Unlike many other organizations that have been the target of high-profile ransomware attacks in recent months, the union refused to pay, according to three people familiar with the previously disclosed cyberattack.
“They locked down the entire system and said if we paid them they would give us the encryption code to unlock it,” said one of the sources, who spoke to NBC News on condition of anonymity because they were not authorized to speak publicly about the incident.
Up to the present day, the union organization kept the hack hidden from the public. This points to a truth that cybersecurity experts believe lies beneath the surface of recent high-profile attacks: An unknown number of companies and organizations were blackmailed without ever speaking publicly about it.
The attackers wanted $2.5 million in exchange for restoring access to electronic files while communicating with Teamsters leaders on the dark web via a URL specified in the ransom note.
According to a Teamsters representative, the personal information of millions of active and retired members was not compromised, and only one of the union’s two email systems was frozen along with other data.
Teamsters authorities notified the FBI and requested assistance in determining the source of the attack. They were advised that similar hacks are common, and that FBI is unable to assist them in locating the perpetrator.

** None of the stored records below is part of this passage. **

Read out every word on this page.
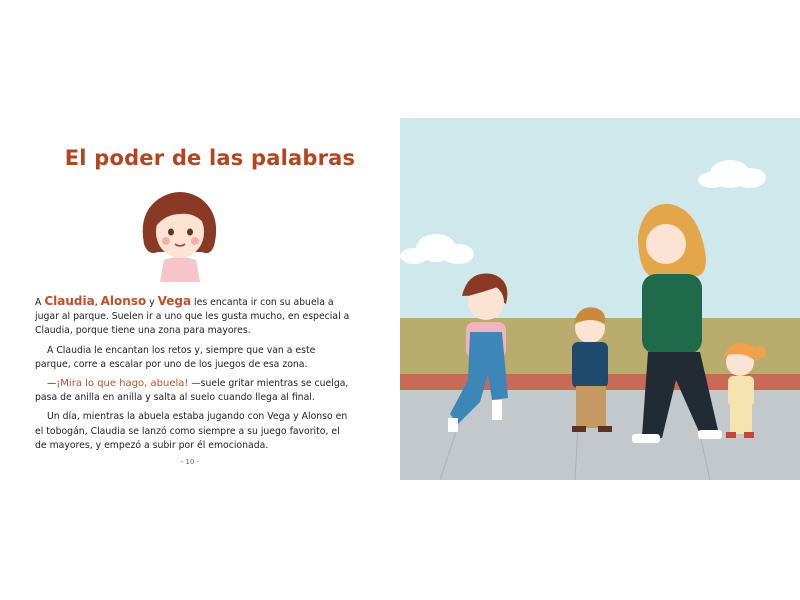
El poder de las palabras

A Claudia, Alonso y Vega les encanta ir con su abuela a jugar al parque. Suelen ir a uno que les gusta mucho, en especial a Claudia, porque tiene una zona para mayores.

A Claudia le encantan los retos y, siempre que van a este parque, corre a escalar por uno de los juegos de esa zona.

—¡Mira lo que hago, abuela! —suele gritar mientras se cuelga, pasa de anilla en anilla y salta al suelo cuando llega al final.

Un día, mientras la abuela estaba jugando con Vega y Alonso en el tobogán, Claudia se lanzó como siempre a su juego favorito, el de mayores, y empezó a subir por él emocionada.

- 10 -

According to the sources, union officials in Washington were split on whether to pay the ransom, even negotiating the sum of $1.1 million. Ultimately sided with their insurance provider, who advised them not to.
Teamsters recovered 99% of their data from historical material
According to the union representative, Teamsters chose to restore their systems, and 99% of their data was recovered from historical material, some of it from physical copies.

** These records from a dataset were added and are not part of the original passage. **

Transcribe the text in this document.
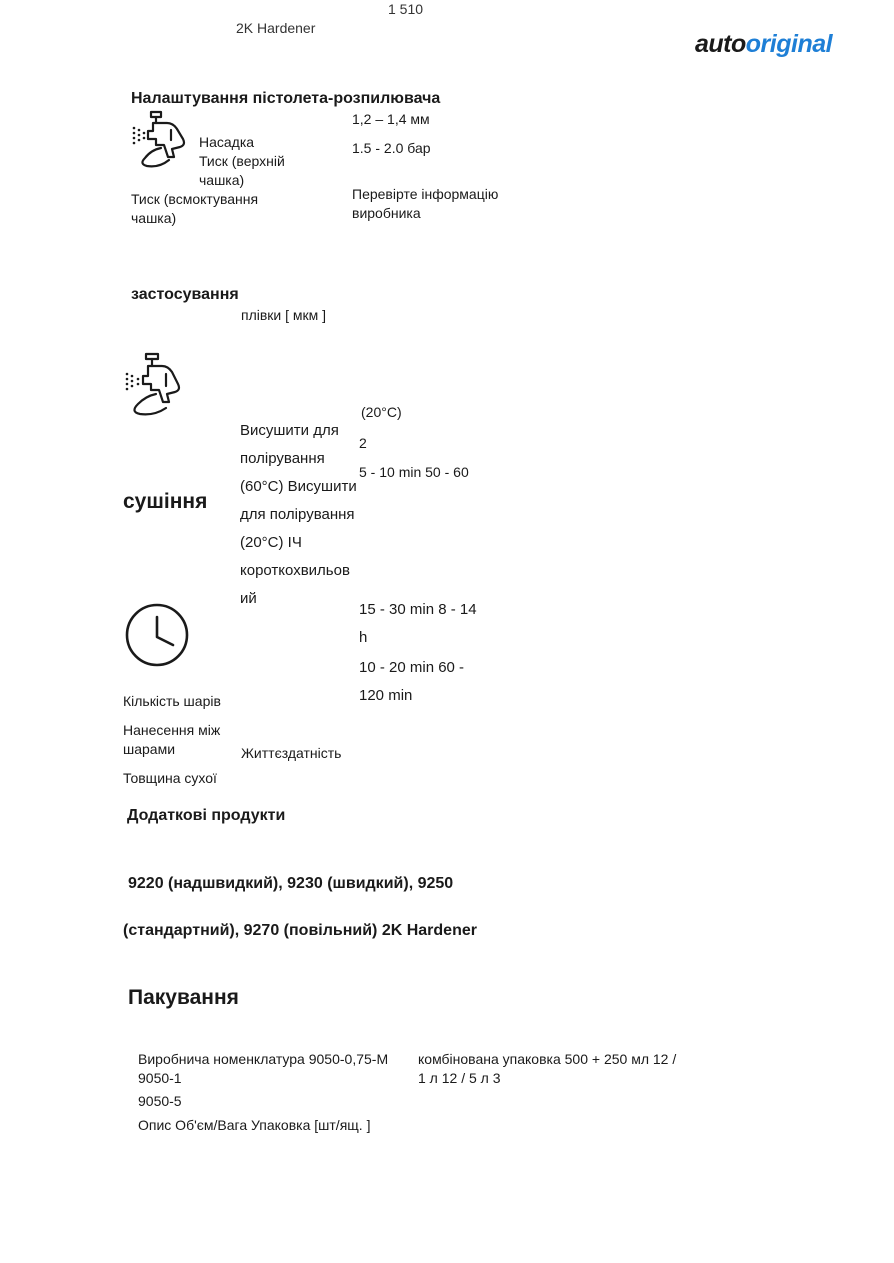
1 510
2K Hardener
autooriginal
Налаштування пістолета-розпилювача
Насадка
Тиск (верхній чашка)
Тиск (всмоктування чашка)
1,2 – 1,4 мм
1.5 - 2.0 бар
Перевірте інформацію виробника
застосування
плівки [ мкм ]
(20°C)
2
5 - 10 min 50 - 60
Висушити для полірування (60°C) Висушити для полірування (20°C) ІЧ короткохвильов ий
сушіння
15 - 30 min 8 - 14
h
10 - 20 min 60 -
120 min
Кількість шарів
Нанесення між шарами
Товщина сухої
Життєздатність
Додаткові продукти
9220 (надшвидкий), 9230 (швидкий), 9250
(стандартний), 9270 (повільний) 2K Hardener
Пакування
Виробнича номенклатура 9050-0,75-М комбінована упаковка 500 + 250 мл 12 /
9050-1	1 л 12 / 5 л 3
9050-5
Опис Об'єм/Вага Упаковка [шт/ящ. ]
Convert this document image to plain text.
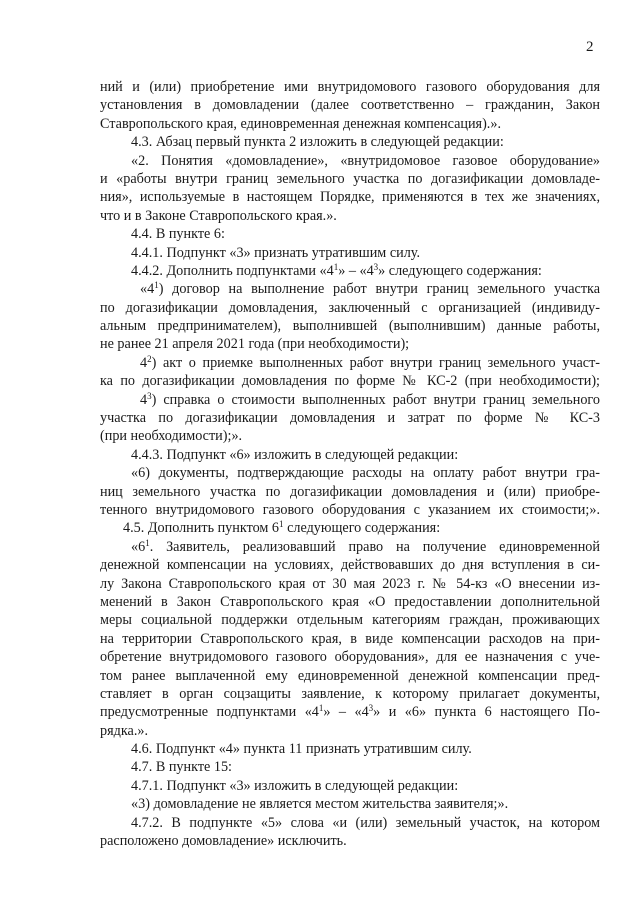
2
ний и (или) приобретение ими внутридомового газового оборудования для
установления в домовладении (далее соответственно – гражданин, Закон
Ставропольского края, единовременная денежная компенсация).».
4.3. Абзац первый пункта 2 изложить в следующей редакции:
«2. Понятия «домовладение», «внутридомовое газовое оборудование»
и «работы внутри границ земельного участка по догазификации домовладе-
ния», используемые в настоящем Порядке, применяются в тех же значениях,
что и в Законе Ставропольского края.».
4.4. В пункте 6:
4.4.1. Подпункт «3» признать утратившим силу.
4.4.2. Дополнить подпунктами «$4^1$» – «$4^3$» следующего содержания:
«$4^1$) договор на выполнение работ внутри границ земельного участка
по догазификации домовладения, заключенный с организацией (индивиду-
альным предпринимателем), выполнившей (выполнившим) данные работы,
не ранее 21 апреля 2021 года (при необходимости);
$4^2$) акт о приемке выполненных работ внутри границ земельного участ-
ка по догазификации домовладения по форме № КС-2 (при необходимости);
$4^3$) справка о стоимости выполненных работ внутри границ земельного
участка по догазификации домовладения и затрат по форме № КС-3
(при необходимости);».
4.4.3. Подпункт «6» изложить в следующей редакции:
«6) документы, подтверждающие расходы на оплату работ внутри гра-
ниц земельного участка по догазификации домовладения и (или) приобре-
тенного внутридомового газового оборудования с указанием их стоимости;».
4.5. Дополнить пунктом $6^1$ следующего содержания:
«$6^1$. Заявитель, реализовавший право на получение единовременной
денежной компенсации на условиях, действовавших до дня вступления в си-
лу Закона Ставропольского края от 30 мая 2023 г. № 54-кз «О внесении из-
менений в Закон Ставропольского края «О предоставлении дополнительной
меры социальной поддержки отдельным категориям граждан, проживающих
на территории Ставропольского края, в виде компенсации расходов на при-
обретение внутридомового газового оборудования», для ее назначения с уче-
том ранее выплаченной ему единовременной денежной компенсации пред-
ставляет в орган соцзащиты заявление, к которому прилагает документы,
предусмотренные подпунктами «$4^1$» – «$4^3$» и «6» пункта 6 настоящего По-
рядка.».
4.6. Подпункт «4» пункта 11 признать утратившим силу.
4.7. В пункте 15:
4.7.1. Подпункт «3» изложить в следующей редакции:
«3) домовладение не является местом жительства заявителя;».
4.7.2. В подпункте «5» слова «и (или) земельный участок, на котором
расположено домовладение» исключить.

The FBI press office did not respond to numerous requests for comment. The position of the FBI is that ransomware payments should be avoided.
In recent years, criminal hacking groups have embraced ransomware. However, according to Allan Liska, Recorded Future analyst, the practice of targeting specific companies and organizations in hopes of receiving a large payment has increased in 2019. He was not involved in the Teamsters hack.

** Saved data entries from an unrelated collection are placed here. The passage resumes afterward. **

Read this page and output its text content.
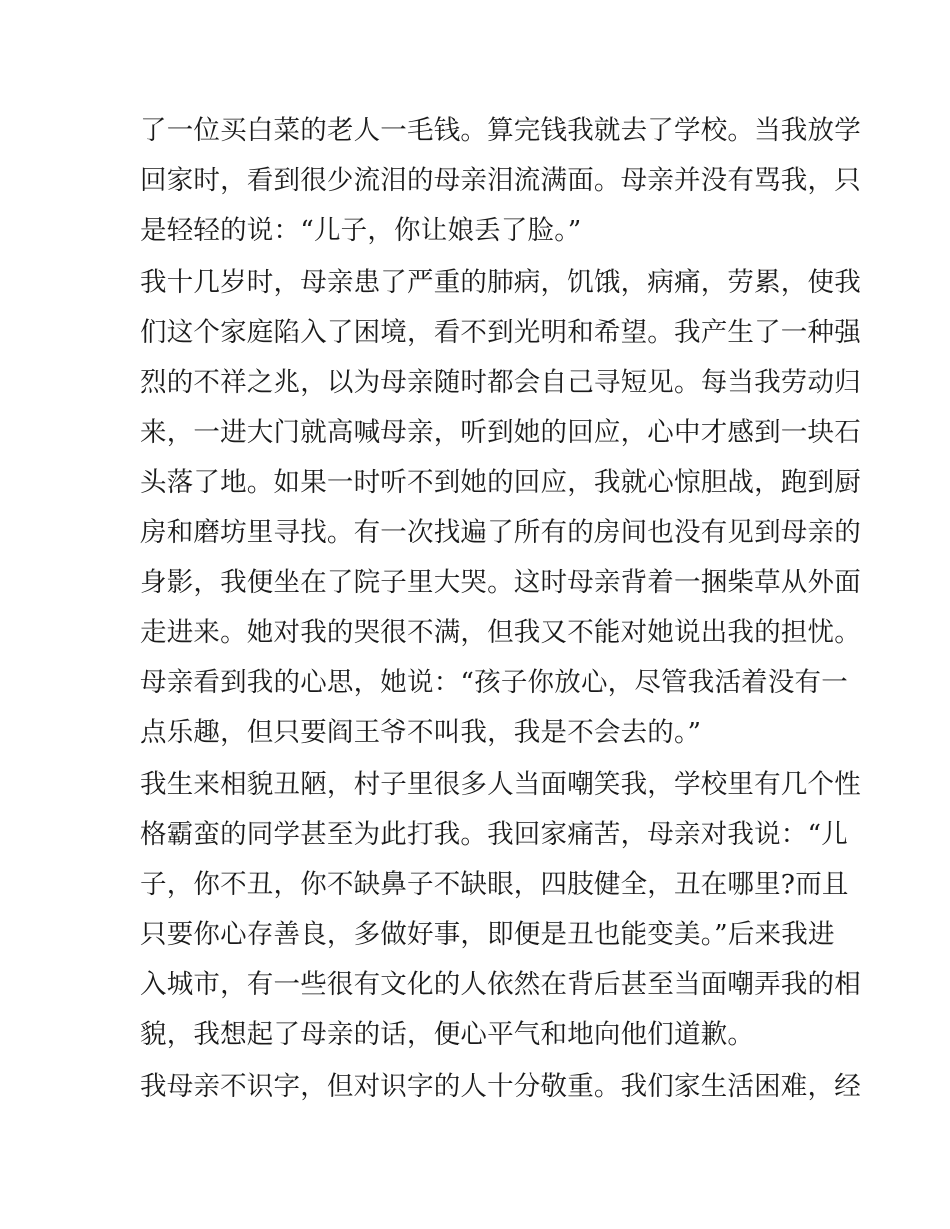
了一位买白菜的老人一毛钱。算完钱我就去了学校。当我放学
回家时，看到很少流泪的母亲泪流满面。母亲并没有骂我，只
是轻轻的说：“儿子，你让娘丢了脸。”
我十几岁时，母亲患了严重的肺病，饥饿，病痛，劳累，使我
们这个家庭陷入了困境，看不到光明和希望。我产生了一种强
烈的不祥之兆，以为母亲随时都会自己寻短见。每当我劳动归
来，一进大门就高喊母亲，听到她的回应，心中才感到一块石
头落了地。如果一时听不到她的回应，我就心惊胆战，跑到厨
房和磨坊里寻找。有一次找遍了所有的房间也没有见到母亲的
身影，我便坐在了院子里大哭。这时母亲背着一捆柴草从外面
走进来。她对我的哭很不满，但我又不能对她说出我的担忧。
母亲看到我的心思，她说：“孩子你放心，尽管我活着没有一
点乐趣，但只要阎王爷不叫我，我是不会去的。”
我生来相貌丑陋，村子里很多人当面嘲笑我，学校里有几个性
格霸蛮的同学甚至为此打我。我回家痛苦，母亲对我说：“儿
子，你不丑，你不缺鼻子不缺眼，四肢健全，丑在哪里?而且
只要你心存善良，多做好事，即便是丑也能变美。”后来我进
入城市，有一些很有文化的人依然在背后甚至当面嘲弄我的相
貌，我想起了母亲的话，便心平气和地向他们道歉。
我母亲不识字，但对识字的人十分敬重。我们家生活困难，经
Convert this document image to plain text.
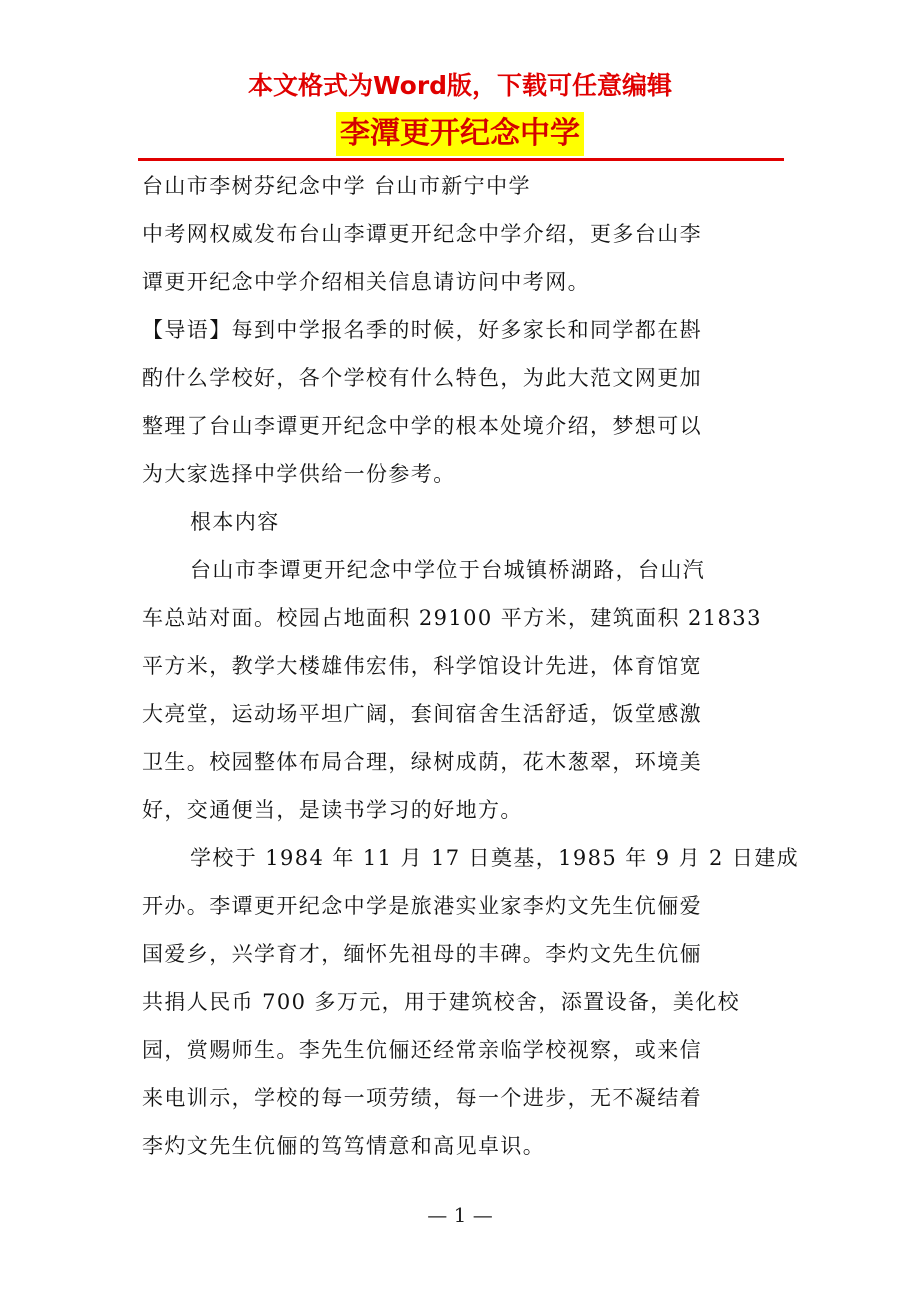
本文格式为Word版，下载可任意编辑
李潭更开纪念中学
台山市李树芬纪念中学 台山市新宁中学
中考网权威发布台山李谭更开纪念中学介绍，更多台山李
谭更开纪念中学介绍相关信息请访问中考网。
【导语】每到中学报名季的时候，好多家长和同学都在斟
酌什么学校好，各个学校有什么特色，为此大范文网更加
整理了台山李谭更开纪念中学的根本处境介绍，梦想可以
为大家选择中学供给一份参考。
根本内容
台山市李谭更开纪念中学位于台城镇桥湖路，台山汽
车总站对面。校园占地面积 29100 平方米，建筑面积 21833
平方米，教学大楼雄伟宏伟，科学馆设计先进，体育馆宽
大亮堂，运动场平坦广阔，套间宿舍生活舒适，饭堂感激
卫生。校园整体布局合理，绿树成荫，花木葱翠，环境美
好，交通便当，是读书学习的好地方。
学校于 1984 年 11 月 17 日奠基，1985 年 9 月 2 日建成
开办。李谭更开纪念中学是旅港实业家李灼文先生伉俪爱
国爱乡，兴学育才，缅怀先祖母的丰碑。李灼文先生伉俪
共捐人民币 700 多万元，用于建筑校舍，添置设备，美化校
园，赏赐师生。李先生伉俪还经常亲临学校视察，或来信
来电训示，学校的每一项劳绩，每一个进步，无不凝结着
李灼文先生伉俪的笃笃情意和高见卓识。
— 1 —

Most ransomware groups now maintain blogs and threaten to release victims’ files if they don’t pay up.
In 2019, the process was simpler: either the victim paid and hoped their files would be restored quickly, or they didn’t pay and tried to act on their own. In either case, the interaction came to a halt there.
In the past, Liska said, it was easier to keep ransomware attacks hidden from the public. Many victims initially chose not to publicize the fact that they had been hacked.
In recent months, ransomware has become a widely recognized problem that crippled several hospitals, the largest gasoline pipeline in the U.S., and the biggest meat plant in the world, making the problem inescapable.